Последний смех Евгения Смешкова

Василий Дроздов
- Женька? Ты? - крикнул кучерявый парень в золотистом стихаре  невзрачному подростку, отиравшемуся у входа в храм.
-Что тут делаешь? Как оказался? - гордо спросил алтарник.
- В церковь заходил, - соврал Женька. Он просто болтался снаружи. В школе он узнал, что Юрка вроде, как верующий и работает в церкви. И заходить ему в церковь было незачем, для него все там было непонятно. Что-то пели старухи, попы размахивали этими на цепочках ... кадилами. Более привлекли ларьки, где продавали свечи, и бабки, ходившие с подносами, на которые сыпались деньги. Правда, одна мелочь. Для богатства было мало этих бабкиных копеек. Для Женьки было несложно пойти в церковь. Если родители были служащими и неверующими людьми, то бабка Нюра, умершая два года назад, ходила в церковь, и в детстве несколько раз таскала туда Женьку. Тогда это было ему совсем неинтересно: кто-то что пел. кто-то что-то говорил. Потом Нюра подвела его куда-то, для какого-то серьезного дела и очень важный, и гордый, но странно одетый человек велел ему раскрыть рот и дал что-то необычное.  Сейчас же, когда он узнал, что Юрка из 10 класса будто бы там работает, захотелось проверить.

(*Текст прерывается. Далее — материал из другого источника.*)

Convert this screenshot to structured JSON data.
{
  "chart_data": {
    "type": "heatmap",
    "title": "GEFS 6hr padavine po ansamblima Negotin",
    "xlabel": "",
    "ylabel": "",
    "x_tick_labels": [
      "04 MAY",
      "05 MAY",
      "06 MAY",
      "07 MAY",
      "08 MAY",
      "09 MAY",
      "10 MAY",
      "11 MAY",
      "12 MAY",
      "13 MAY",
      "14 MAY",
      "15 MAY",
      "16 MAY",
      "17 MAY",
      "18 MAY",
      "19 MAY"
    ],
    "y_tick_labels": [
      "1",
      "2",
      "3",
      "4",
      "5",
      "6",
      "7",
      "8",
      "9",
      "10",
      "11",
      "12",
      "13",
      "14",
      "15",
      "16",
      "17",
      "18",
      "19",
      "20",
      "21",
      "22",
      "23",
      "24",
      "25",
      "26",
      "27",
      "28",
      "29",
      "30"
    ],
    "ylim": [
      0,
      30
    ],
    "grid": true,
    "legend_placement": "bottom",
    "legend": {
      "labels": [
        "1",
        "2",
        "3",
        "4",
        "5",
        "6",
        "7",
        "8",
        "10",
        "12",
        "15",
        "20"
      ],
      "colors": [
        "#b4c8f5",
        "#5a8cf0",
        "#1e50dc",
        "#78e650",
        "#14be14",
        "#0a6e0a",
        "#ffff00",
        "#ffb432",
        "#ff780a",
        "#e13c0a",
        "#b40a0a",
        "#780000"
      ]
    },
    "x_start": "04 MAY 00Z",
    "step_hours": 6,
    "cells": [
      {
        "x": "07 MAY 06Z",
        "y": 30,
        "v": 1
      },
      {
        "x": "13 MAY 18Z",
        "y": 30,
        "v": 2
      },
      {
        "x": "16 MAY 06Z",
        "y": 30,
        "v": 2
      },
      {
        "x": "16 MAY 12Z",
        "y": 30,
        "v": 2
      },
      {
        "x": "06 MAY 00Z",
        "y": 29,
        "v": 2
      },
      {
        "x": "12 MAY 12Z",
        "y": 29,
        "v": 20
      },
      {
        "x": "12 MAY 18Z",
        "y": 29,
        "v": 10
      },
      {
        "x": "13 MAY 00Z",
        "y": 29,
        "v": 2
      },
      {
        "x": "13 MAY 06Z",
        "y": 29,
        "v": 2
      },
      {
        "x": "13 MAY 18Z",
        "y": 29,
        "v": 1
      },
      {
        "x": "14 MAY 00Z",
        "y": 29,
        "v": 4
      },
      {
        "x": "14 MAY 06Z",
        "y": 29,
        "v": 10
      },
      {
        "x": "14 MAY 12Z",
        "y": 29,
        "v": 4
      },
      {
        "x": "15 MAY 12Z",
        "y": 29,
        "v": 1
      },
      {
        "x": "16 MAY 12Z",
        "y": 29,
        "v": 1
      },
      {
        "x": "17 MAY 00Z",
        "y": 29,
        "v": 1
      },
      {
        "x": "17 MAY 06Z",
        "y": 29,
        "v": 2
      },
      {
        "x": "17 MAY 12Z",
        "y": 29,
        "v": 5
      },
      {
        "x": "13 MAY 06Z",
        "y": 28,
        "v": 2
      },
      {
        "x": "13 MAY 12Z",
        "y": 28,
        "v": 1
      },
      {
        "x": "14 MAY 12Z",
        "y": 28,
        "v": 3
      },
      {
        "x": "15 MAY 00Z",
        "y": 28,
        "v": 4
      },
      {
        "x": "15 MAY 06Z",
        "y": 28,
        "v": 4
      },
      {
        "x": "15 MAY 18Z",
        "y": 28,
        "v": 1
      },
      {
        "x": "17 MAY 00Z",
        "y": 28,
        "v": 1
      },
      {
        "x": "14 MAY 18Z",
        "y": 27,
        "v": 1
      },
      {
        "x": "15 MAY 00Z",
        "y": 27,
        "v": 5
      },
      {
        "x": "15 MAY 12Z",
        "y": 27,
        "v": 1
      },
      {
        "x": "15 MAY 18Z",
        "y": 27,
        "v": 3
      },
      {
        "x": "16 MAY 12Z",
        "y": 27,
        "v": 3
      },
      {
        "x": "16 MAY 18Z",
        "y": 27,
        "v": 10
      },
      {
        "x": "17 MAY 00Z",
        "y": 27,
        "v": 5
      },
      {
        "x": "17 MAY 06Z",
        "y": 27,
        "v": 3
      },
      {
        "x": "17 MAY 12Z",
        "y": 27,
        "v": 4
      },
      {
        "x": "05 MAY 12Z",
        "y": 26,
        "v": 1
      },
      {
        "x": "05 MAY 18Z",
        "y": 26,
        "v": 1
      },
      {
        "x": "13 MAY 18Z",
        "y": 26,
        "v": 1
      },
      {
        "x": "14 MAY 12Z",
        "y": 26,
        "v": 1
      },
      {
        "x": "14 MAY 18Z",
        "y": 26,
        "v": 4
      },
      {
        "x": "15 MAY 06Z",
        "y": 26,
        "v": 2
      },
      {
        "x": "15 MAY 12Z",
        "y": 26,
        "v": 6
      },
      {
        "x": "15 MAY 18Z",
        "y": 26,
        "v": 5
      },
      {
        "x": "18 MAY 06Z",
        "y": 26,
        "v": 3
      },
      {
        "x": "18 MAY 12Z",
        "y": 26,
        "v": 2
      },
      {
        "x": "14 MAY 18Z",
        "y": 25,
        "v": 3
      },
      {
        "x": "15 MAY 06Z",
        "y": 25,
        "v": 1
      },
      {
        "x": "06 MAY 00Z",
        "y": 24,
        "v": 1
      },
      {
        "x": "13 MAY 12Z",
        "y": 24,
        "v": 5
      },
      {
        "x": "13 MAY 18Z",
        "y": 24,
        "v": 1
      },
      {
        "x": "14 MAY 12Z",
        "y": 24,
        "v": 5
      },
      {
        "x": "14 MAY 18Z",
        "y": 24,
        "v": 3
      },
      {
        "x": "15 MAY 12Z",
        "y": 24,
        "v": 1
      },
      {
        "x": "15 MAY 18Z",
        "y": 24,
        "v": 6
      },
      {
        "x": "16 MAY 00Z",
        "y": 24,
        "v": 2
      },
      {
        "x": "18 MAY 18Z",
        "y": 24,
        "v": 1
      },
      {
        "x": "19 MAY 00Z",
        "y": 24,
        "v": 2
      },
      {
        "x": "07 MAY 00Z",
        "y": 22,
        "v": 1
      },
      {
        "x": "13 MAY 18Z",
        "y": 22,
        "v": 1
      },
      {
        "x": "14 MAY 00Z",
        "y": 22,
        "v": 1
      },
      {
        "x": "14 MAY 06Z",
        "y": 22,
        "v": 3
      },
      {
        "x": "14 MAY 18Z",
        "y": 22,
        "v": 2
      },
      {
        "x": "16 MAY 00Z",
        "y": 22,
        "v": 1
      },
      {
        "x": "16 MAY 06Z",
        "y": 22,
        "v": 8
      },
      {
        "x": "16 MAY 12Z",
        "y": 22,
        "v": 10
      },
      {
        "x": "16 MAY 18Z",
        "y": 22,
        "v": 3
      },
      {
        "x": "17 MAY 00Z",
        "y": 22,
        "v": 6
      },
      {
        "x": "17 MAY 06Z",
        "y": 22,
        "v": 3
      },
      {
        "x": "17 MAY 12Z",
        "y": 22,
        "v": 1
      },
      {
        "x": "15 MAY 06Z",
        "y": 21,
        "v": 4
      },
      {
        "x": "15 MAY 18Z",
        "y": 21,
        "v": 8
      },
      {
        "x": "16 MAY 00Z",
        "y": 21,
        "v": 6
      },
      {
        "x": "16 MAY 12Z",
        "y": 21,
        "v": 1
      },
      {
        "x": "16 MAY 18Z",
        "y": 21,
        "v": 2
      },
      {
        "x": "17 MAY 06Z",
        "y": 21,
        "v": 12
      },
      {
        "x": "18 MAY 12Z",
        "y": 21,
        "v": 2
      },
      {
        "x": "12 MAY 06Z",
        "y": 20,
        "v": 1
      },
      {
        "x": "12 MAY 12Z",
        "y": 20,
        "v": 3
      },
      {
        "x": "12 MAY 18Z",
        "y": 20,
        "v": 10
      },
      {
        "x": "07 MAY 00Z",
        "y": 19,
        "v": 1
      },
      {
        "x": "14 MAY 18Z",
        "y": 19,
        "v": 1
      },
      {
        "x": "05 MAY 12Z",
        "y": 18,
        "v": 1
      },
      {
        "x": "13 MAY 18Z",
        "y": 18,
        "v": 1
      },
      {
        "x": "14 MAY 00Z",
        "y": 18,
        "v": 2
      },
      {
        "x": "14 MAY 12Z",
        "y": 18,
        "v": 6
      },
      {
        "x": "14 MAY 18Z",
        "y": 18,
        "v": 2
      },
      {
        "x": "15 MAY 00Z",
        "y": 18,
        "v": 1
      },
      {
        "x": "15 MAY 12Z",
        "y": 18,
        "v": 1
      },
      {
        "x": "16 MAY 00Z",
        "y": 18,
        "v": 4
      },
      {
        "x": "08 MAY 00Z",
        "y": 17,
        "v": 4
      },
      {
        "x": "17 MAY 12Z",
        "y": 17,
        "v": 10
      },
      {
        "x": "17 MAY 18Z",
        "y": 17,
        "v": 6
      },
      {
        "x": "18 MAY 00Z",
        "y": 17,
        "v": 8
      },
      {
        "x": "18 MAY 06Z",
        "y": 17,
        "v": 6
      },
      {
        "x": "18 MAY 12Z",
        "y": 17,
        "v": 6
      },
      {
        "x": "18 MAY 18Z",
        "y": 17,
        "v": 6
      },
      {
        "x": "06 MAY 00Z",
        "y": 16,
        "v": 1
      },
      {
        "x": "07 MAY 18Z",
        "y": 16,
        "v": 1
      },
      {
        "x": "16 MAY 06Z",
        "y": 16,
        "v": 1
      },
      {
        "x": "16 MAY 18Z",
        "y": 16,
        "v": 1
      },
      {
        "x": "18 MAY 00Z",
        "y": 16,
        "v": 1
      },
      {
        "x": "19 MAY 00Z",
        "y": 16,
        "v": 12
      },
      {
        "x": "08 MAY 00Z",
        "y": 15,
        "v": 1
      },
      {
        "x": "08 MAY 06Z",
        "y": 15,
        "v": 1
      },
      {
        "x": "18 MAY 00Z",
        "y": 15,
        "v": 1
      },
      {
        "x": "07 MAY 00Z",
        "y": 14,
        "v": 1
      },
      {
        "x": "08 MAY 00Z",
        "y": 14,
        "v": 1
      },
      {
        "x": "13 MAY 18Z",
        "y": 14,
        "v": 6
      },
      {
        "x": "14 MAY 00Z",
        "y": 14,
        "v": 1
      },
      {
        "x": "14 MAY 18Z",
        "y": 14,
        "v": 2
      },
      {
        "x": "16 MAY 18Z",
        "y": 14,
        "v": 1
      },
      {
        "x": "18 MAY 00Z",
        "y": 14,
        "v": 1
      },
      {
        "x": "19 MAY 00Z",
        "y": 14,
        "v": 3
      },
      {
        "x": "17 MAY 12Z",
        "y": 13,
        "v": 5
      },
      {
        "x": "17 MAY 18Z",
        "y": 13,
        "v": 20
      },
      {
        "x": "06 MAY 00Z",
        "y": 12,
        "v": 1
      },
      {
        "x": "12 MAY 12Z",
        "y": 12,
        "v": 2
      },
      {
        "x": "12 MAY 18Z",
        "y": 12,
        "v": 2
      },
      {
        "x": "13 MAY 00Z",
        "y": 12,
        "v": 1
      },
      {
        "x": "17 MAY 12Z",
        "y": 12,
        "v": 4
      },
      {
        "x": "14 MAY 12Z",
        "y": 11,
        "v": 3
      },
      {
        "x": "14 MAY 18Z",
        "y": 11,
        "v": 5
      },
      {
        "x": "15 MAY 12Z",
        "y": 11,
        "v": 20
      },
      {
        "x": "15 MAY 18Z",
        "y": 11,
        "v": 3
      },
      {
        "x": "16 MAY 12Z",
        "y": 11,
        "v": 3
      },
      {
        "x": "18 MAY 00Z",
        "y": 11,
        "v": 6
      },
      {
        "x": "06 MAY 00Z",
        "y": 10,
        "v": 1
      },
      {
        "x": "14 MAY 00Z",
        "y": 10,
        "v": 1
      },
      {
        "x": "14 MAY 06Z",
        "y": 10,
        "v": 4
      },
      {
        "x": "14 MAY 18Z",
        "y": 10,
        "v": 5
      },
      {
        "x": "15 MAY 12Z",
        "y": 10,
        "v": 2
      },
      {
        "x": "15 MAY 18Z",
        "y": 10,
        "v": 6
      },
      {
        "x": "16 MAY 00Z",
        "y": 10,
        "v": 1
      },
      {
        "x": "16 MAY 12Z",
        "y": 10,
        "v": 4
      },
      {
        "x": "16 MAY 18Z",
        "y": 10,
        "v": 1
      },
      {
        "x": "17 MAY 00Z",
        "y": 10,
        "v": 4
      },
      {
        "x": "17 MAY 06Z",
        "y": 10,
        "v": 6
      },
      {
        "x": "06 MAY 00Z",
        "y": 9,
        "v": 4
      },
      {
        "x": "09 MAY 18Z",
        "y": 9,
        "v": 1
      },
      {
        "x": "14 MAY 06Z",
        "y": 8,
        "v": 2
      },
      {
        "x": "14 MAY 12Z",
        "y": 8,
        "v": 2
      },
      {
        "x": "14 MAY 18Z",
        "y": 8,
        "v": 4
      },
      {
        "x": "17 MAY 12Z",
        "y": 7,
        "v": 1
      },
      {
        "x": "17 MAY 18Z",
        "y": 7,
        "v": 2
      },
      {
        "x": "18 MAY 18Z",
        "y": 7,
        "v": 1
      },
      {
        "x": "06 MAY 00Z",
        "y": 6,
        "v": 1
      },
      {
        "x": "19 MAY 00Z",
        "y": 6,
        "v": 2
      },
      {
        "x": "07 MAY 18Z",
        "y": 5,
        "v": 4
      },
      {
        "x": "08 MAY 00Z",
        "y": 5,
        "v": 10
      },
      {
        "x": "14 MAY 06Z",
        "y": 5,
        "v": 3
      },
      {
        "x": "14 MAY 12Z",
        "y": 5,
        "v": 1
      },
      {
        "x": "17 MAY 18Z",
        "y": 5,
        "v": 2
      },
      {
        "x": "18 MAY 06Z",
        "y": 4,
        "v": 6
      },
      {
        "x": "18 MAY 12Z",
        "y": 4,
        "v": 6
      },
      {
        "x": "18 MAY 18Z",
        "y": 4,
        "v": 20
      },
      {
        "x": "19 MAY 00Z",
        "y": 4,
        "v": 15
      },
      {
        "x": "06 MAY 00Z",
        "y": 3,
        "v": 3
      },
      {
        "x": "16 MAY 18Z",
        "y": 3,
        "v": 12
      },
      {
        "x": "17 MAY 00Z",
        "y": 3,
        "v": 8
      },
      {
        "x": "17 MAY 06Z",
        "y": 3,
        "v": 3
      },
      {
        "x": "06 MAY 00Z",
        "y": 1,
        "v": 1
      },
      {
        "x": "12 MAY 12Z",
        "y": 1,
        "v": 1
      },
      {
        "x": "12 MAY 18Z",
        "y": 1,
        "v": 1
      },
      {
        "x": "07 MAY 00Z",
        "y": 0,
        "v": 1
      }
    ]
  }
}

 Действительно он заметил Юрку в красивой церковной  одежде. Наверное, правда. Но не спросишь так просто десятиклассника. В лучшем случае скажет не твое дело, а то и стукнуть может.  Женька ко всему прочему был хилым и плюгавым. Более всего Женьку волновало получает ли Юрка зарплату в церкви. Хотя  какая там  зарплата - кидают только мелочь. Женька в школе звезд с неба не хватал, почти по всем предметам не вылезал из троек. Особенно трудно давались математика и химия, да и писал он с ошибками. Если бы отец не пил, а мать не была бы озлобленной от жизни, то они огорчились бы от  сознания того, что никакой предмет из школьной программы Женьку не интересует. А это значит, что нет у него будущего в советском обществе. Ему было интересно фарцевать, и самой большой радостью было для него надуть кого-нибудь из этих интеллигентиков, которые после школы неизменно  шли в институт. По блату, конечно. Потом защищали диссертации и жили неплохо, разъезжали на машинах. А Женьке была предначертана армия и местный завод, затем водка и женитьба на какой-нибудь дуре. Так что ничего хорошего в жизни не предвиделось. Над учебниками тоже не хотелось сидеть целыми днями. А знаит придется стоять у станка от звонка до звонка.
- Видел какой у нас дьякон? Какой у него голосище! Как заорет лампочки гаснут, - заявил Юрка.
- Да, - сказал Женька, хотя ничего он и не видел. и более того не знал кто такой диакон.   А ты тут чего, работаешь?
- Работаешь... Служу.  О. Павел, настоятель, на праздник иногда подкидывает денег. На Пасху вон даже десятку дал. Юрка замолчал потому что вспомнил, что настоятель добавил: Я знаю твоя семья ведь  нуждается.
- Вот это да. Я смотрю они все тут  мелочь собирают, что тебе такой мелочью и дал? Нет?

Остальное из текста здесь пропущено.